In his Essais (1580-1595; Essayes, 1603), Michel Eyquem de Montaigne wrote, “I am eager to make myself known.” The self that de Beauvoir reveals is one with a great capacity and desire for happiness, one who pursues that goal and attains it. The movement of The Prime of Life is comic, tracing de Beauvoir’s odyssey from isolation to commitment. It is also a work suffused with hope. Sartre’s existentialism concentrates on the problem of confronting evil in a world that does not allow for redemption from the divine. De Beauvoir shares Sartre’s philosophy but emphasizes another aspect, the working out of one’s salvation in a godless universe. Though she would probably not find the comparison flattering, her autobiography retells John Bunyan’s The Pilgrim’s Progress (1678-1684) in a modern idiom, with intelligence as grace, freedom as the New Jerusalem, and herself as the secular pilgrim seeking that shining but elusive end.

What she might observe of all of her other works she may say with Montaigne here: “I am myself the matter of my book.” Yet her discretion (or reserve) makes the autobiography less revealing than her novels. Anyone wishing to trace the development of her fiction must read the memoirs, but anyone seeking to understand the author must turn to the fiction. She Came to Stay, for example, describes a menage a trois that parallels the experience of de Beauvoir, Sartre, and one of their students. In The Prime of Life, de Beauvoir confesses to some irritation with Sartre’s infatuation. In She Came to Stay, de Beauvoir’s surrogate, Francoise, reacts more strongly: She murders the character based on Olga. Clearly, the feelings that de Beauvoir conceals in her autobiography surface in the novels.

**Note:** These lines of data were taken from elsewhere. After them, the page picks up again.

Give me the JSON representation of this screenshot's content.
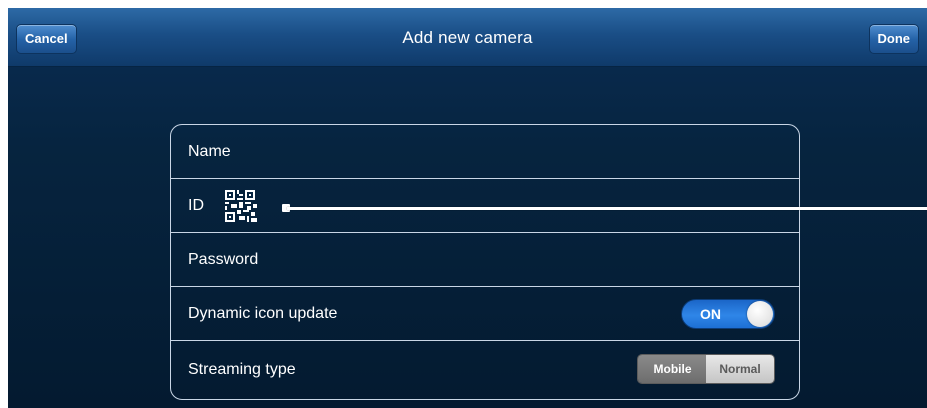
{
  "header": {
    "title": "Add new camera",
    "cancel_label": "Cancel",
    "done_label": "Done"
  },
  "form": {
    "rows": [
      {
        "label": "Name"
      },
      {
        "label": "ID",
        "icon": "qr-code-icon"
      },
      {
        "label": "Password"
      },
      {
        "label": "Dynamic icon update",
        "toggle": {
          "label": "ON",
          "state": "on"
        }
      },
      {
        "label": "Streaming type",
        "segments": [
          "Mobile",
          "Normal"
        ],
        "selected": "Mobile"
      }
    ]
  },
  "colors": {
    "navbar": "#1a4e86",
    "background": "#06243f",
    "toggle_on": "#2f86e8",
    "row_border": "#c9d6e6"
  }
}
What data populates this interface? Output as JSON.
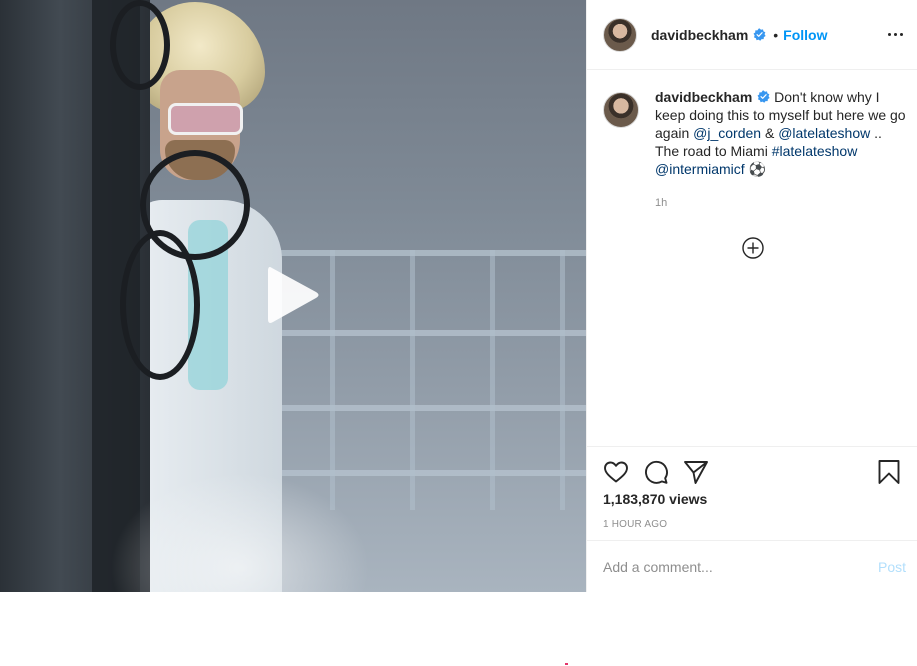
{
  "colors": {
    "accent_link": "#0095f6",
    "mention": "#00376b",
    "secondary_text": "#8e8e8e",
    "post_disabled": "#b2dffc"
  },
  "header": {
    "username": "davidbeckham",
    "separator": "•",
    "follow_label": "Follow",
    "more_icon": "more-horizontal-icon"
  },
  "caption": {
    "username": "davidbeckham",
    "text_1": "Don't know why I keep doing this to myself but here we go again ",
    "mention_1": "@j_corden",
    "amp": " & ",
    "mention_2": "@latelateshow",
    "text_2": " .. The road to Miami ",
    "hashtag": "#latelateshow",
    "mention_3": "@intermiamicf",
    "emoji": " ⚽",
    "time": "1h"
  },
  "media": {
    "play_icon": "play-icon"
  },
  "actions": {
    "like_icon": "heart-icon",
    "comment_icon": "comment-icon",
    "share_icon": "send-icon",
    "save_icon": "bookmark-icon",
    "views": "1,183,870 views",
    "time_ago": "1 HOUR AGO"
  },
  "comment": {
    "placeholder": "Add a comment...",
    "post_label": "Post"
  }
}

Nevertheless, the memoirs capture what Henry James urged all writers to record, “the look of things, the look that conveys their meaning, . . . the colour, the relief, the expression, the surface, the substance of the human spectacle.” The fiction is psychological, the autobiography realistic, but both exhibit the same qualities of mind that make de Beauvoir an important figure in twentieth century life and letters.

Bibliography

Brée, Germaine. Women Writers in France. New Brunswick, N.J.: Rutgers University Press, 1973. Professor Bree, a leading authority on contemporary French literature, discusses Beauvoir’s writings with sensitive understanding.

Leighton, Jean. Simone de Beauvoir on Woman. Rutherford, N.J.: Fairleigh Dickinson University Press, 1975. This is a luminous interpretation of feminism in Beauvoir’s work.

Marks, Elaine, ed. Critical Essays on Simone de Beauvoir. Boston: G. K. Hall, 1987. An assemblage of nearly thirty articles, essays, and reviews by such scholars and critics as Mary McCarthy, Elizabeth Hardwick, Rene Girard, Francis Jeanson, and Terry Keefe.

Marks, Elaine. Simone de Beauvoir: Encounters with Death. New Brunswick, N.J.: Rutgers University Press, 1973. By far the leading book-length interpretation of Beauvoir’s career, this work is both learned and lucidly written.

Winegarten, Renée. Simone de Beauvoir: A Critical View. New York: St. Martin’s Press, 1988. Winegarten’s study is compact, incisive, and often sharply skeptical of Beauvoir’s behavior, such as her slow awakening to political responsibility. A ten-page chronology of Beauvoir’s life is included.